Initial design renderings show that a more conventional rear end was considered, and that the face of the car was locked in early in the process. Unfortunately test trials with prototypes of the new Bugatti revealed undesirable levels of instability at high speeds; test drivers criticized the unpredictable behaviour in fast corners although braking performance and traction – the car was fitted with an early version of traction control – were deemed excellent.
How much of the problem was the result of faulty aerodynamics is unknown, but irrelevant anyway as the high dependence on new fangled electronic features caused Michel’s baby to be spectacularly unreliable. The Aston Martin Lagonda’s digital dash of a decade earlier was not exactly a paragon of reliability and the new Bugatti’s instrument panel where controls like heating and ventilation as well as radio and trip computer were controlled by early touchscreen technology was even worse.
Michel Bugatti soon ran out of money trying to rectify the many faults and the project petered out within two years of its initiation. Where the two known prototypes – one bronze, one pearl white – are now remains a mystery. There are unconfirmed rumours that Artioli acquired them to serve as a possible starting point for his own cars; when Bugatti Automobili SpA was liquidated and Lotus (bought by Artioli in 1993) sold to Malaysian car company Proton some speculate a few obsolete prototype Bugattis were part of the inventory deal.
German company Dauer Racing purchased the license to build the EB110 and indeed constructed five more of them – the cars could have been part of that business agreement as well. Finally, ex vice-president of Bugatti Automobili SpA Jean-Marc Borel established B Engineering with some ex-employees of the company and produced the Edonis supercar which used the chassis and engine of the Bugatti EB110SS as a base. Some claim the stillborn Bugattis ended up in their inventory.
Having said that, nobody is talking so it may be forever clouded in mystery – and there is of course also the very real possibility that the cars were simply destroyed.

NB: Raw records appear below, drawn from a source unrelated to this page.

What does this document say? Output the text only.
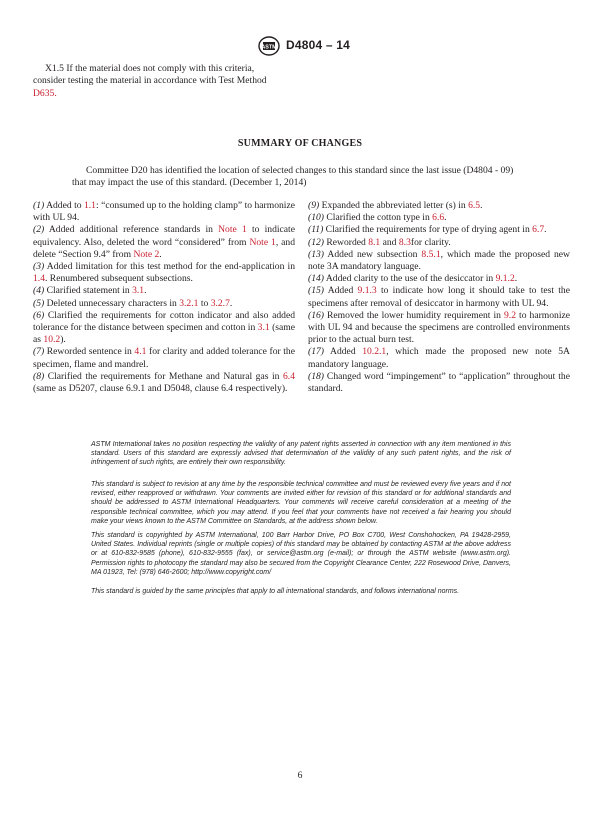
ASTM D4804 – 14
X1.5 If the material does not comply with this criteria,
consider testing the material in accordance with Test Method
D635.
SUMMARY OF CHANGES
Committee D20 has identified the location of selected changes to this standard since the last issue (D4804 - 09)
that may impact the use of this standard. (December 1, 2014)

(1) Added to 1.1: “consumed up to the holding clamp” to harmonize with UL 94.

(2) Added additional reference standards in Note 1 to indicate equivalency. Also, deleted the word “considered” from Note 1, and delete “Section 9.4” from Note 2.

(3) Added limitation for this test method for the end-application in 1.4. Renumbered subsequent subsections.

(4) Clarified statement in 3.1.

(5) Deleted unnecessary characters in 3.2.1 to 3.2.7.

(6) Clarified the requirements for cotton indicator and also added tolerance for the distance between specimen and cotton in 3.1 (same as 10.2).

(7) Reworded sentence in 4.1 for clarity and added tolerance for the specimen, flame and mandrel.

(8) Clarified the requirements for Methane and Natural gas in 6.4 (same as D5207, clause 6.9.1 and D5048, clause 6.4 respectively).

(9) Expanded the abbreviated letter (s) in 6.5.

(10) Clarified the cotton type in 6.6.

(11) Clarified the requirements for type of drying agent in 6.7.

(12) Reworded 8.1 and 8.3for clarity.

(13) Added new subsection 8.5.1, which made the proposed new note 3A mandatory language.

(14) Added clarity to the use of the desiccator in 9.1.2.

(15) Added 9.1.3 to indicate how long it should take to test the specimens after removal of desiccator in harmony with UL 94.

(16) Removed the lower humidity requirement in 9.2 to harmonize with UL 94 and because the specimens are controlled environments prior to the actual burn test.

(17) Added 10.2.1, which made the proposed new note 5A mandatory language.

(18) Changed word “impingement” to “application” throughout the standard.

ASTM International takes no position respecting the validity of any patent rights asserted in connection with any item mentioned in this standard. Users of this standard are expressly advised that determination of the validity of any such patent rights, and the risk of infringement of such rights, are entirely their own responsibility.
This standard is subject to revision at any time by the responsible technical committee and must be reviewed every five years and if not revised, either reapproved or withdrawn. Your comments are invited either for revision of this standard or for additional standards and should be addressed to ASTM International Headquarters. Your comments will receive careful consideration at a meeting of the responsible technical committee, which you may attend. If you feel that your comments have not received a fair hearing you should make your views known to the ASTM Committee on Standards, at the address shown below.
This standard is copyrighted by ASTM International, 100 Barr Harbor Drive, PO Box C700, West Conshohocken, PA 19428-2959, United States. Individual reprints (single or multiple copies) of this standard may be obtained by contacting ASTM at the above address or at 610-832-9585 (phone), 610-832-9555 (fax), or service@astm.org (e-mail); or through the ASTM website (www.astm.org). Permission rights to photocopy the standard may also be secured from the Copyright Clearance Center, 222 Rosewood Drive, Danvers, MA 01923, Tel: (978) 646-2600; http://www.copyright.com/
This standard is guided by the same principles that apply to all international standards, and follows international norms.
6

For the time being, Bugatti appears safe under the VW umbrella although there seem to be clear indications that VW is planning to sell Bugatti Automobiles SAS which it has owned since 1998.
Considering the ungainly looks (although the EB110 was hardly a beauty either) and its plethora of problems it is neither surprising nor very lamentable that Michel Bugatti’s effort never took off but let us see if at least one of those prototypes breaks cover in the future – just don’t count on it to start on the first try.